Condescension looks down at others while laughing at them; compassion lifts others up while laughing with them

Suppose someone walking on a road slips and falls into a manhole. If onlookers laugh without helping, that would be terrible. 

To laugh at others is condescending; it involves looking down our noses at them, thinking how stupid they are and joking hurtfully about it. 

Better to laugh with others: to share something cheerful with them in a world that is often too cheerless. However, merely sharing a laugh may not help much. Suppose one person is drunk and another person also gets drunk so that they both can laugh together. Their drunken actions together may well make things worse.

Best to lift others up while laughing with them. This holds true not just practically, but also spiritually. Gita wisdom explains that we all are souls who can find lasting love and joy at the spiritual level of reality. Unfortunately, our consciousness is presently caught at the material level of reality, where our attachment to temporary things makes us suffer. Not wanting anyone to suffer, compassionate spiritualists endeavor to lift others from material consciousness to spiritual consciousness. 

While lifting others, such spiritualists respect others’ humanity and spirituality. Seeing everyone as sentient beings, they understand that everyone shares the same essential joys and sorrows (Bhagavad-gita 06.32). No one likes to be laughed at; everyone enjoys a good laugh. Therefore, compassionate spiritualists connect warmly with others and make the process of rising to higher consciousness as pleasant as possible. 

When we start practicing spirituality, we may derive some pleasure in mocking others’ short-sighted materialistic ways of living. If we laugh at others, our actions reflect our condescension, not our compassion. 

By connecting with others at a human level, we can laugh with others.
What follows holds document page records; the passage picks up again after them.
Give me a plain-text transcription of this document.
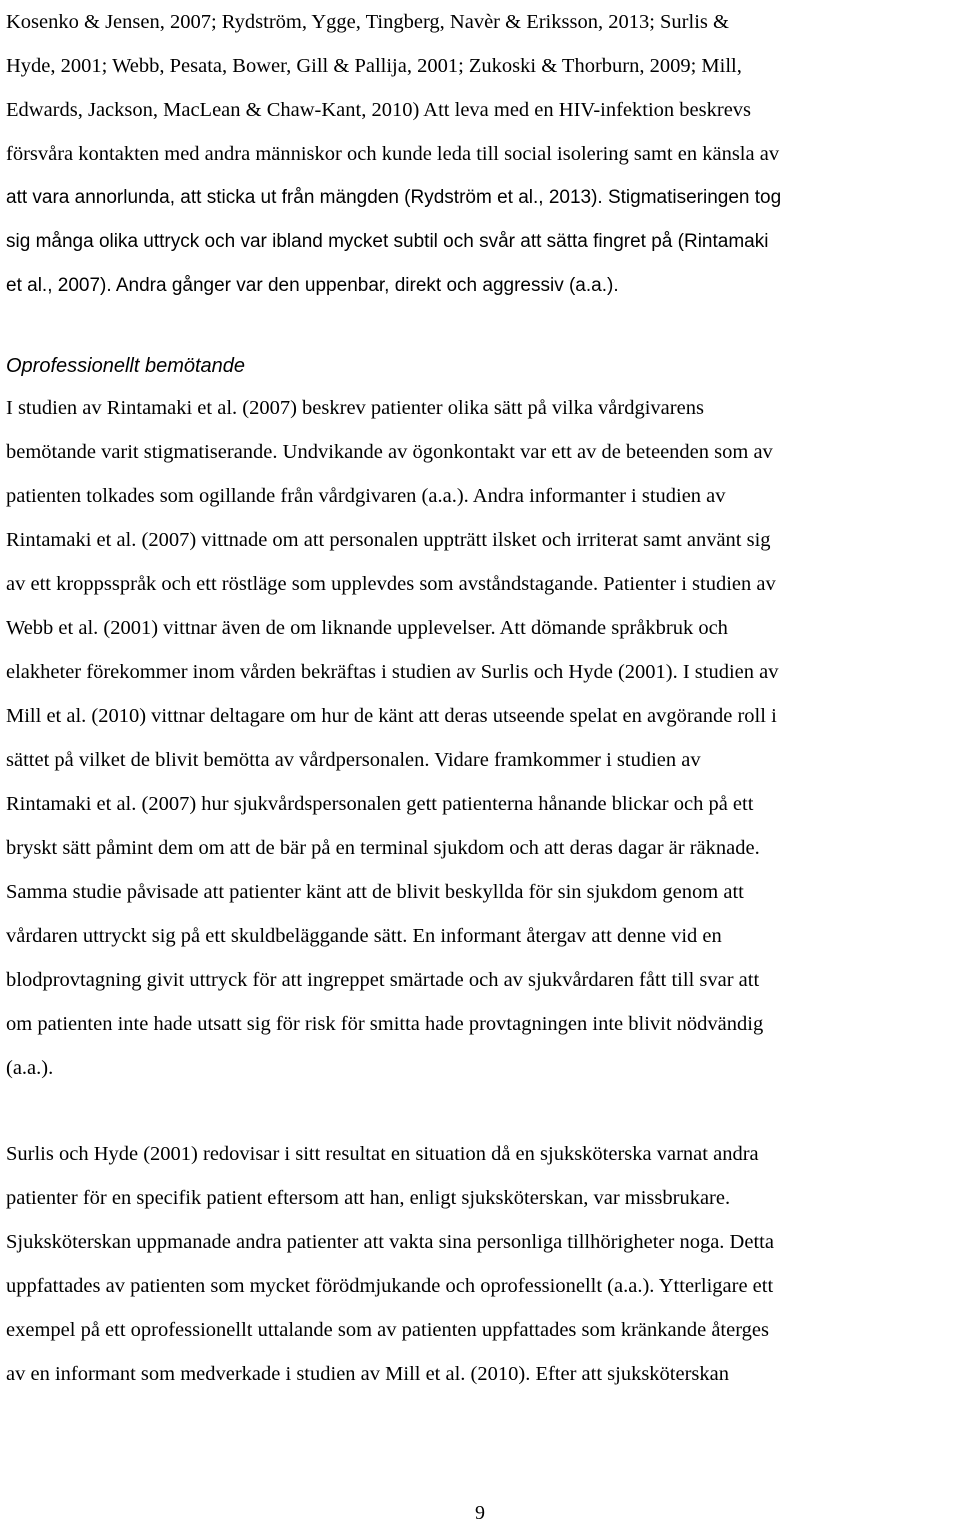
Kosenko & Jensen, 2007; Rydström, Ygge, Tingberg, Navèr & Eriksson, 2013; Surlis &

Hyde, 2001; Webb, Pesata, Bower, Gill & Pallija, 2001; Zukoski & Thorburn, 2009; Mill,

Edwards, Jackson, MacLean & Chaw-Kant, 2010) Att leva med en HIV-infektion beskrevs

försvåra kontakten med andra människor och kunde leda till social isolering samt en känsla av

att vara annorlunda, att sticka ut från mängden (Rydström et al., 2013). Stigmatiseringen tog

sig många olika uttryck och var ibland mycket subtil och svår att sätta fingret på (Rintamaki

et al., 2007). Andra gånger var den uppenbar, direkt och aggressiv (a.a.).

Oprofessionellt bemötande

I studien av Rintamaki et al. (2007) beskrev patienter olika sätt på vilka vårdgivarens

bemötande varit stigmatiserande. Undvikande av ögonkontakt var ett av de beteenden som av

patienten tolkades som ogillande från vårdgivaren (a.a.). Andra informanter i studien av

Rintamaki et al. (2007) vittnade om att personalen uppträtt ilsket och irriterat samt använt sig

av ett kroppsspråk och ett röstläge som upplevdes som avståndstagande. Patienter i studien av

Webb et al. (2001) vittnar även de om liknande upplevelser. Att dömande språkbruk och

elakheter förekommer inom vården bekräftas i studien av Surlis och Hyde (2001). I studien av

Mill et al. (2010) vittnar deltagare om hur de känt att deras utseende spelat en avgörande roll i

sättet på vilket de blivit bemötta av vårdpersonalen. Vidare framkommer i studien av

Rintamaki et al. (2007) hur sjukvårdspersonalen gett patienterna hånande blickar och på ett

bryskt sätt påmint dem om att de bär på en terminal sjukdom och att deras dagar är räknade.

Samma studie påvisade att patienter känt att de blivit beskyllda för sin sjukdom genom att

vårdaren uttryckt sig på ett skuldbeläggande sätt. En informant återgav att denne vid en

blodprovtagning givit uttryck för att ingreppet smärtade och av sjukvårdaren fått till svar att

om patienten inte hade utsatt sig för risk för smitta hade provtagningen inte blivit nödvändig

(a.a.).

Surlis och Hyde (2001) redovisar i sitt resultat en situation då en sjuksköterska varnat andra

patienter för en specifik patient eftersom att han, enligt sjuksköterskan, var missbrukare.

Sjuksköterskan uppmanade andra patienter att vakta sina personliga tillhörigheter noga. Detta

uppfattades av patienten som mycket förödmjukande och oprofessionellt (a.a.). Ytterligare ett

exempel på ett oprofessionellt uttalande som av patienten uppfattades som kränkande återges

av en informant som medverkade i studien av Mill et al. (2010). Efter att sjuksköterskan

9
By helping them rise to spiritual consciousness, we can make such laughter enduring. 

Think it over:

  • When can laughing with others be unhelpful?
  • How may our spirituality make us condescending toward others?
  • How do compassionate spiritualists laugh with others?


06.32 He is a perfect yogī who, by comparison to his own self, sees the true equality of all beings, in both their happiness and their distress, O Arjuna!